So, I solve Poisson on a 3-D cube with, say, 353k dofs. It takes about 4 seconds on my laptop with 12 threads. I’m using the multi-grid option in NGsolve.
I then tried this on a higher end compute node, with 80 threads. It took about 5 seconds (it took longer!). I also refined the mesh, to get about 2.8m dofs, and the compute time scaled up accordingly, which makes sense. But I would have thought that it should be somewhat faster (than my laptop) with more threads.
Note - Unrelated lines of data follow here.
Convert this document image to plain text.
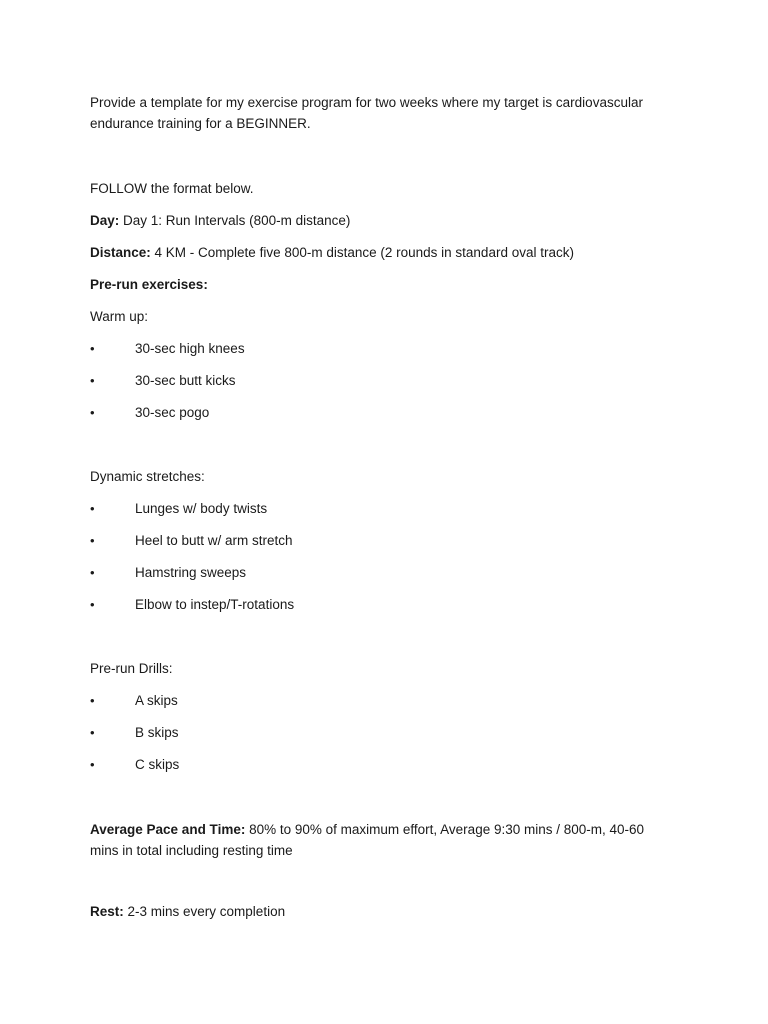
Provide a template for my exercise program for two weeks where my target is cardiovascular endurance training for a BEGINNER.
FOLLOW the format below.
Day: Day 1: Run Intervals (800-m distance)
Distance: 4 KM - Complete five 800-m distance (2 rounds in standard oval track)
Pre-run exercises:
Warm up:
•	30-sec high knees
•	30-sec butt kicks
•	30-sec pogo
Dynamic stretches:
•	Lunges w/ body twists
•	Heel to butt w/ arm stretch
•	Hamstring sweeps
•	Elbow to instep/T-rotations
Pre-run Drills:
•	A skips
•	B skips
•	C skips
Average Pace and Time: 80% to 90% of maximum effort, Average 9:30 mins / 800-m, 40-60 mins in total including resting time
Rest: 2-3 mins every completion
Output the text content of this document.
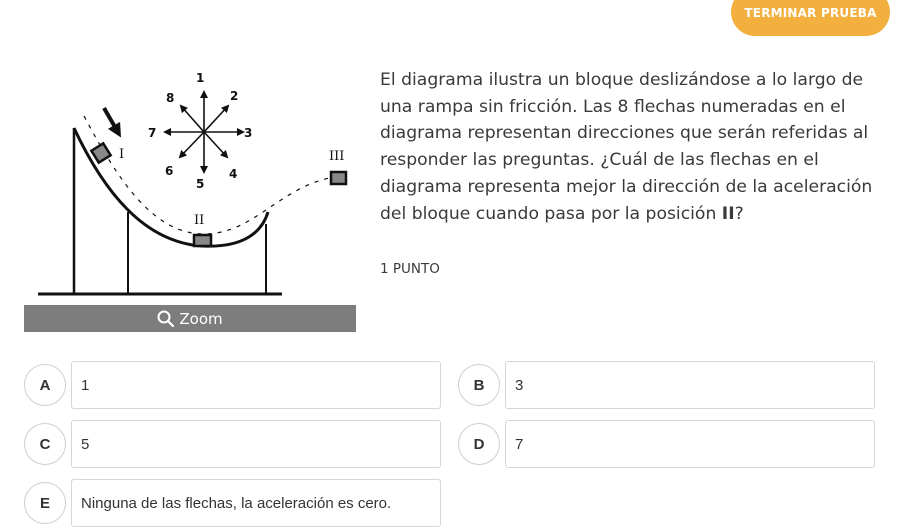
TERMINAR PRUEBA
I
II
III
1
2
3
4
5
6
7
8
Zoom
El diagrama ilustra un bloque deslizándose a lo largo de una rampa sin fricción. Las 8 flechas numeradas en el diagrama representan direcciones que serán referidas al responder las preguntas. ¿Cuál de las flechas en el diagrama representa mejor la dirección de la aceleración del bloque cuando pasa por la posición II?
1 PUNTO
A	1	B	3
C	5	D	7
E	Ninguna de las flechas, la aceleración es cero.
Note: NGsolve does print a statement saying it is using 80 threads.
Is there some setting I am missing?
Many parts of NGSovle scale very well with shared memory parallelization, some less, and some are even not implemented in parallel.
To localize the problem you should try some trace profiling, I have added a new tutorial for that:
Some quick guesses for common problems:
- make sure that your lapack kernel runs sequentially (something like OMP_NUM_THREADS=1), and you are not creating 80 * 80 threads
- point-Gauss Seidel iteration is not parallel, block Gauss Seidel is
- check if you are using hyper-threading. Usually it does not help, and it also should not make things worse.
Thank you. I played around with it more, and there seemed to be an ideal number of threads. If I use too many, then it gets slower (because of overhead I guess).